Useful when you want tight 1:1 coupling between agent + collector and collector-config changes to redeploy as a unit.

Option B — Separate collector workload + OpAMP

Run Alloy or otelcol-contrib as its own DaemonSet (or Deployment) and enrol it with LinkMesh over the OpenTelemetry Management Protocol. The agent in this guide acts as the per-node heartbeat + cert-bearing presence; the actual data plane lives in the collector pods.

Useful when you already have a collector-config tooling workflow (kustomize overlays, Helm values, OPA) and want LinkMesh as the management layer without disturbing it.
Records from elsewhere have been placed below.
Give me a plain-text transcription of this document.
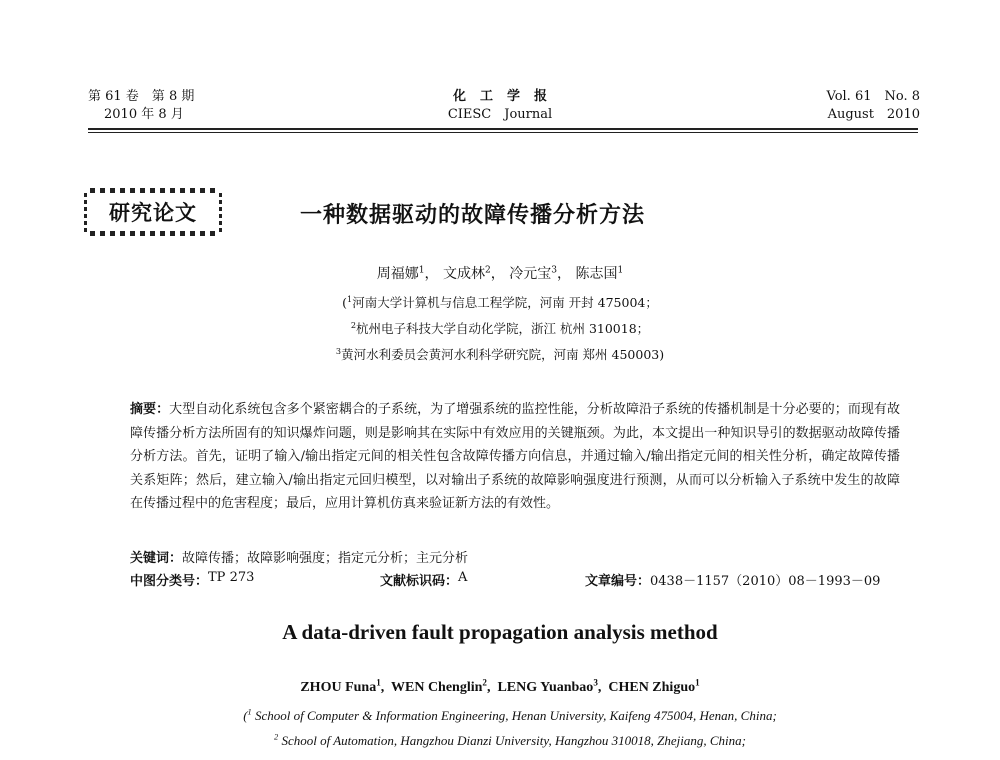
第 61 卷　第 8 期
2010 年 8 月
化工学报
CIESC　Journal
Vol. 61　No. 8
August　2010
研究论文	一种数据驱动的故障传播分析方法
周福娜$^1$， 文成林$^2$， 冷元宝$^3$， 陈志国$^1$
($^1$河南大学计算机与信息工程学院，河南 开封 475004；
$^2$杭州电子科技大学自动化学院，浙江 杭州 310018；
$^3$黄河水利委员会黄河水利科学研究院，河南 郑州 450003)
摘要：大型自动化系统包含多个紧密耦合的子系统，为了增强系统的监控性能，分析故障沿子系统的传播机制是十分必要的；而现有故障传播分析方法所固有的知识爆炸问题，则是影响其在实际中有效应用的关键瓶颈。为此，本文提出一种知识导引的数据驱动故障传播分析方法。首先，证明了输入/输出指定元间的相关性包含故障传播方向信息，并通过输入/输出指定元间的相关性分析，确定故障传播关系矩阵；然后，建立输入/输出指定元回归模型，以对输出子系统的故障影响强度进行预测，从而可以分析输入子系统中发生的故障在传播过程中的危害程度；最后，应用计算机仿真来验证新方法的有效性。
关键词：故障传播；故障影响强度；指定元分析；主元分析
中图分类号： TP 273	文献标识码： A	文章编号： 0438－1157（2010）08－1993－09
A data-driven fault propagation analysis method
ZHOU Funa$^1$,  WEN Chenglin$^2$,  LENG Yuanbao$^3$,  CHEN Zhiguo$^1$
($^1$ School of Computer & Information Engineering, Henan University, Kaifeng 475004, Henan, China;
$^2$ School of Automation, Hangzhou Dianzi University, Hangzhou 310018, Zhejiang, China;
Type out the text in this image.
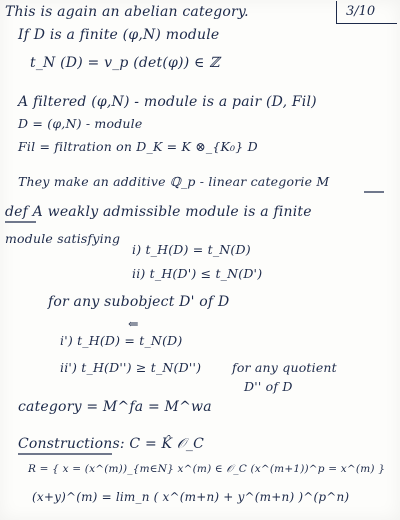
3/10
This is again an abelian category.
If D is a finite (φ,N) module
t_N (D) = v_p (det(φ)) ∈ ℤ
A filtered (φ,N) - module is a pair (D, Fil)
D = (φ,N) - module
Fil = filtration on D_K = K ⊗_{K₀} D
They make an additive ℚ_p - linear categorie M
def A weakly admissible module is a finite
module satisfying
i) t_H(D) = t_N(D)
ii) t_H(D') ≤ t_N(D')
for any subobject D' of D
⇐
i') t_H(D) = t_N(D)
ii') t_H(D'') ≥ t_N(D'') for any quotient
D'' of D
category = M^fa = M^wa
Constructions: C = K̂ 𝒪_C
R = { x = (x^(m))_{m∈N} x^(m) ∈ 𝒪_C (x^(m+1))^p = x^(m) }
(x+y)^(m) = lim_n ( x^(m+n) + y^(m+n) )^(p^n)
Pick whichever fits your team. The Collector concept page covers the trade-offs in more depth.

Production hardening

The defaults above are deliberately conservative but not maximally locked down. Before promoting to production:

  • Pin the image tag to a specific version (e.g. :1.25.2) instead of :latest.
  • Add a NetworkPolicy on the linkmesh-system namespace allowing egress only to your LinkMesh server’s HTTPS + gRPC ports.
  • Replace hostPath with a per-node PVC if your storage class supports it — hostPath is convenient but every pod scheduled to that node has filesystem access to the cert directory.
  • Move the enrollment token into sealed-secrets, SOPS, or Vault rather than templating it directly into your overlay. Tokens are single-use and short-lived, but they’re still bootstrap credentials — treat them accordingly.

Trying it on kind

For a quick local evaluation:

Terminal window
# Create a kind cluster
kind create cluster --name linkmesh-eval
# Run a LinkMesh server somewhere reachable from the kind cluster
# (host.docker.internal works from kind pods on macOS/Windows)
# Then follow steps 1–4 above with:
# LINKMESH_SERVER=host.docker.internal:8080
# LINKMESH_GRPC=host.docker.internal:50051

kind nodes share a Docker network, so any service reachable from your host on host.docker.internal:<port> is reachable from the agent pods too.

Uninstall

Terminal window
kubectl delete ns linkmesh-system
# Optional: scrub the per-node cert dirs (one node at a time)
for node in $(kubectl get nodes -o jsonpath='{.items[*].metadata.name}'); do
kubectl debug node/$node --image=alpine:3.20 -- \
sh -c "rm -rf /host/var/lib/linkmesh-agent"
done

Deleting the namespace removes every workload but leaves the on-host cert dirs behind. Scrub them too if you’re decommissioning the cluster — or leave them if you’ll redeploy: the existing certs save a fresh enrollment round-trip.